Study LimitationsOne of the limitations of this study is that we did not have follow-up data regarding the progression of CAD or the medications used. Second, this study focused on three selected PRSs. We acknowledge that many other PRSs could be considered, but we believe that our selection offers a representative sample that demonstrates and evaluates the topic well. Third, the ethnicity of the study participants may significantly change the discrimination power of the PRS. However, the population tested in our study included participants of Caucasian northern European ancestry from Finland. The tested PRSs were also generated from similar European ancestry (the population in one of the tested PRSs by Mars et al.5) was also Finnish), so they should be suitable for our population. Fourth, in our study, one of the clinical risk factors was the family history of premature CAD. This risk factor may include some genetic information, as shown in the study by Mars et al.5) in which PRS did not provide incremental information on the reported family history. In any case, asking for family history is common in clinical work, completely free of cost and with minimal effort, which is not the case with PRSs. In the current analysis, we did not have access to patient clinical outcomes, and further studies are warranted on this topic.
In addition, as PRSs can be constructed in different ways20), different PRSs can give quite varying risk estimates for an individual with minimal concordance20, 21).

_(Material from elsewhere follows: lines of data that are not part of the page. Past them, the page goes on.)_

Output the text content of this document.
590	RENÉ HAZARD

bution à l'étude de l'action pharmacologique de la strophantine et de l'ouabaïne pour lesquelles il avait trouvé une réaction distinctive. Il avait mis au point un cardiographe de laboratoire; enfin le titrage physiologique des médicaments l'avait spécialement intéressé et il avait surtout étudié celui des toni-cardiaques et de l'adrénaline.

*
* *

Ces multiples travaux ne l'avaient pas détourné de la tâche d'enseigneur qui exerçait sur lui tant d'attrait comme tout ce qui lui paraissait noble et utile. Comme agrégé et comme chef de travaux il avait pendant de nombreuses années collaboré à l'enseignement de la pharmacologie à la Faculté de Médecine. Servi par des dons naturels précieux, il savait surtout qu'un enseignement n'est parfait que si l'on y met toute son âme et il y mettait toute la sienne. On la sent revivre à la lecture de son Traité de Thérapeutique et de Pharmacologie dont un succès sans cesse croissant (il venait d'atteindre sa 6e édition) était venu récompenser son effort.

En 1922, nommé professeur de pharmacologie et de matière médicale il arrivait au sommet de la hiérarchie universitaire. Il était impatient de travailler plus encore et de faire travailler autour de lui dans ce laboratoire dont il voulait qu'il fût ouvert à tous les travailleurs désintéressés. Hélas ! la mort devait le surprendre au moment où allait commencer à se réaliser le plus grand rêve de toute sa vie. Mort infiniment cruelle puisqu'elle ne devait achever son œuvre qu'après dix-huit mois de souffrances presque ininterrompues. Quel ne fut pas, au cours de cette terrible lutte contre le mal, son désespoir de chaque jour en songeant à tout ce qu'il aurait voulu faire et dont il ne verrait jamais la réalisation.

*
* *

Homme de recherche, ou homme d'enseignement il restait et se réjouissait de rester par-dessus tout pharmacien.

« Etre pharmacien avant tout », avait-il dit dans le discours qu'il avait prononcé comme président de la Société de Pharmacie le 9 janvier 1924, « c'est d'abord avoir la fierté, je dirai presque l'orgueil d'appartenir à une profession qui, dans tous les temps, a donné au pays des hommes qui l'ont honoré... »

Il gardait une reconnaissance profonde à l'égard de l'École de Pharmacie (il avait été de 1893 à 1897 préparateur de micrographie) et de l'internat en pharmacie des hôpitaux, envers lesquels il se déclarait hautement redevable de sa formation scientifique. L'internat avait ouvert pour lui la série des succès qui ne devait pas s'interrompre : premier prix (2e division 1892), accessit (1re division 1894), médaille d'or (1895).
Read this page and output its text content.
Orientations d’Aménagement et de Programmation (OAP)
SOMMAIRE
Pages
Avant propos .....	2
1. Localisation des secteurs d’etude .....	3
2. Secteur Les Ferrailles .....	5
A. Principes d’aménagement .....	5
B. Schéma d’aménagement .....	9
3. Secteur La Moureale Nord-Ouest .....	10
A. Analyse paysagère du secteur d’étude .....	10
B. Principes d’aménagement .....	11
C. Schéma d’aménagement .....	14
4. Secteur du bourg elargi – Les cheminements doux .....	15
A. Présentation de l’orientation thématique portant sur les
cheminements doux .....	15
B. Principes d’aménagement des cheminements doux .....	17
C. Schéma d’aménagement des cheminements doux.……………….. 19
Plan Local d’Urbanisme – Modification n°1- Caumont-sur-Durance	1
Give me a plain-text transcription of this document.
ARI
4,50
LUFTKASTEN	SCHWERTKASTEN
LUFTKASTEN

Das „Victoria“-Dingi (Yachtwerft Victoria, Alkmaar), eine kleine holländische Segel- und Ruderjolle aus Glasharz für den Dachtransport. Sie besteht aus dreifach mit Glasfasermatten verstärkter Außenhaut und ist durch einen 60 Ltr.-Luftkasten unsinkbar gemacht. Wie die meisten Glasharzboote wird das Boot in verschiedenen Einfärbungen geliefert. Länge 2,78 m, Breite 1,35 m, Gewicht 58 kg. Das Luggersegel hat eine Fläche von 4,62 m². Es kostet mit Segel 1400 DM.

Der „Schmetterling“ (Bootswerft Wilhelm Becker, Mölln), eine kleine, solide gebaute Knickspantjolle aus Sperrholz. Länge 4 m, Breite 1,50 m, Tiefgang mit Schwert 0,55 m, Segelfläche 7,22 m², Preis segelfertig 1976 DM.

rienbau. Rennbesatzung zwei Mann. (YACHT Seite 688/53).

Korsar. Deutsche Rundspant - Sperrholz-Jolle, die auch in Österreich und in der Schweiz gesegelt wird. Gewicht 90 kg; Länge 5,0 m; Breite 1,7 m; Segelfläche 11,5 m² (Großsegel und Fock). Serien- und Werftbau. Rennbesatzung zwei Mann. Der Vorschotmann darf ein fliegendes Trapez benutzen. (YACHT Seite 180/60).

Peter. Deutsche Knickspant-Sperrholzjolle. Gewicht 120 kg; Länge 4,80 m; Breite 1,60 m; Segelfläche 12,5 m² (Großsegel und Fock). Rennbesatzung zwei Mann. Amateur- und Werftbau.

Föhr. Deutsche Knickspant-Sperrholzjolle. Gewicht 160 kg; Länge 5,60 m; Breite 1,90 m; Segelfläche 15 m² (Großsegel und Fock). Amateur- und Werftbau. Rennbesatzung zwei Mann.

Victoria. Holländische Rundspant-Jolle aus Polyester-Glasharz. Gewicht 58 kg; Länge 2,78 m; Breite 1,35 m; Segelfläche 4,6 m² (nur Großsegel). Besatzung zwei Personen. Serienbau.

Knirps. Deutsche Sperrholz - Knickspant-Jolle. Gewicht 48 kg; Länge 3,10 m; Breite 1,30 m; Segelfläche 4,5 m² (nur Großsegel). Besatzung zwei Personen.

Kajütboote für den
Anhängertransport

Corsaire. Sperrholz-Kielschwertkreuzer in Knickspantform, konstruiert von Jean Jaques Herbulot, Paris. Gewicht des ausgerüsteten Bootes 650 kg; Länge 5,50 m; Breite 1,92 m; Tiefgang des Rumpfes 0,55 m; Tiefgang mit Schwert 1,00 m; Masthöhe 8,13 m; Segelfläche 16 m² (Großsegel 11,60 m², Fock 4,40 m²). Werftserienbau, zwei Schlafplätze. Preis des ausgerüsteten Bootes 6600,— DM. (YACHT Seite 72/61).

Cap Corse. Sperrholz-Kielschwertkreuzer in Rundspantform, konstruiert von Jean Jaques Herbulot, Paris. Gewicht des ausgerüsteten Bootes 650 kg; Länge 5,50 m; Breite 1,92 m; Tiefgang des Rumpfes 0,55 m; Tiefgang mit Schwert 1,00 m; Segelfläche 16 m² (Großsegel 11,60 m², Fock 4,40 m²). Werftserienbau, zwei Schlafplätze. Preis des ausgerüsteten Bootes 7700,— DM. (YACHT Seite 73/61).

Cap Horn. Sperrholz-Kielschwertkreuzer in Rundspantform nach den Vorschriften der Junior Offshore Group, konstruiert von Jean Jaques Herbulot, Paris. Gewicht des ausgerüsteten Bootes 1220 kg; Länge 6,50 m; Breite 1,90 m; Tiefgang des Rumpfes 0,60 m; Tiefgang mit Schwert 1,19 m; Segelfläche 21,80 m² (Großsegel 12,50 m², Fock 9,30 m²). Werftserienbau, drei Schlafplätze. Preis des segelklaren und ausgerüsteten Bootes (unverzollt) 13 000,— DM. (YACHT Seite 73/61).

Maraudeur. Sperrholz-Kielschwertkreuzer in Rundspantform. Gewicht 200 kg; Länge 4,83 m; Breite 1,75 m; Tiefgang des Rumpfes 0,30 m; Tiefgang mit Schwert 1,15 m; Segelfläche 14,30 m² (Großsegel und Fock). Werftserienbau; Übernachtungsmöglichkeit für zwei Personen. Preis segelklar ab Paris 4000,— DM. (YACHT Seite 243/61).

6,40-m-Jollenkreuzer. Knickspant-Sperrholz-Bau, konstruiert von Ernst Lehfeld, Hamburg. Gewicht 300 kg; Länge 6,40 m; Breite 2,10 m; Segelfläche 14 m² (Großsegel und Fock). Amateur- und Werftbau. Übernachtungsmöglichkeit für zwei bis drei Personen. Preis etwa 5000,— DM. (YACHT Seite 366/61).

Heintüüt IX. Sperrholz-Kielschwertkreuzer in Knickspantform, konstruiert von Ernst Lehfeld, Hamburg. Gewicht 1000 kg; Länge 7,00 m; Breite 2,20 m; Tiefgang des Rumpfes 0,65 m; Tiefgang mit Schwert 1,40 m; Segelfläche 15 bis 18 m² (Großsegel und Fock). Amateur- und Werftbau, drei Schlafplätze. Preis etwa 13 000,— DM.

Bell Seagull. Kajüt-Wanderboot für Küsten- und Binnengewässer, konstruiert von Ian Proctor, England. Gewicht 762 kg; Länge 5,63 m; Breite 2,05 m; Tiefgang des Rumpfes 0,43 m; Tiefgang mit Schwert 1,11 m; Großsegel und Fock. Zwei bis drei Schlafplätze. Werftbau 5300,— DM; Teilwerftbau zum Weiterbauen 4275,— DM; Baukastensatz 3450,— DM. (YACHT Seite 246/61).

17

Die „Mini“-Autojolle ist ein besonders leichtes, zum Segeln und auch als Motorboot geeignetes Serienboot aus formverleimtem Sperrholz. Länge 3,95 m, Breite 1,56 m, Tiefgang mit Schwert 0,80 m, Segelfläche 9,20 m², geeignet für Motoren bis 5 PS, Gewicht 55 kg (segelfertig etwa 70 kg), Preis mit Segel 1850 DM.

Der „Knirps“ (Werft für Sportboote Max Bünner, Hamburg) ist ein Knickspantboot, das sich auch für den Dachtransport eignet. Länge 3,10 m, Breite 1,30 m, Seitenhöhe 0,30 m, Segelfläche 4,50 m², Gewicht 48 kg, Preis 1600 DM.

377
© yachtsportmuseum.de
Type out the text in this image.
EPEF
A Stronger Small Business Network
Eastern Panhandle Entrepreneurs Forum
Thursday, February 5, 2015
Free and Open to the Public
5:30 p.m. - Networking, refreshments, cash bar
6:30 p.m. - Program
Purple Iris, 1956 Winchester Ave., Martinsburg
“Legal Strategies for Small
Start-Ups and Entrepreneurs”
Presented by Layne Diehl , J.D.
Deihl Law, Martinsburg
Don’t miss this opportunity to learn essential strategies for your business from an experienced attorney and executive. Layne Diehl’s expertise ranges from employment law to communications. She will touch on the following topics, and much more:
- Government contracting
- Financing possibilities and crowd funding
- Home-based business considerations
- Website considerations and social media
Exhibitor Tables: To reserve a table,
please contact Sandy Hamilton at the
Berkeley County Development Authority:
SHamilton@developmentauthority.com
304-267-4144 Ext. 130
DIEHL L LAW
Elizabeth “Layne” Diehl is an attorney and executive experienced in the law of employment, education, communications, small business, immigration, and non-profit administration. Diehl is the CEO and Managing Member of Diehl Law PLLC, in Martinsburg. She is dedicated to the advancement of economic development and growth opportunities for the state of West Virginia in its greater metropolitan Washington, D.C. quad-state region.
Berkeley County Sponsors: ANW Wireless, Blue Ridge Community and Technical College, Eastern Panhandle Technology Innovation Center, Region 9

This needs to be further tested in our cohort and can further hamper the usability of PRSs in a clinical real-world setting in predicting CAD at the individual level.
The current PRSs appear to be statistically significant predictors of coronary atherosclerosis and obstructive CAD. However, the predictive power of scores is limited and does not provide clinically useful information beyond conventional cardiovascular risk factors. The results of this study show that current PRSs are not justified for the clinical routine evaluation of symptomatic patients referred for suspected CAD.
Authors acknowledge financial support by grants from the Academy of Finland, the Finnish Foundation for Cardiovascular Research and State Research Funding of Turku University Hospital.
Dr. Knuuti received consultancy fees from GE Healthcare and Synektik Pharma and speaker fees from GE Healthcare, Bayer, Lundbeck, Boehringer-Ingelheim, Pfizer and Merck, outside of the submitted work. Dr. Saraste received consultancy fees from Amgen and Astra Zeneca, Boehringer Ingelheim and Pfizer, and speaker fees from Abbott, Astra Zeneca, and Bayer All other authors have reported that they have no relationships relevant to the contents of this paper to disclose.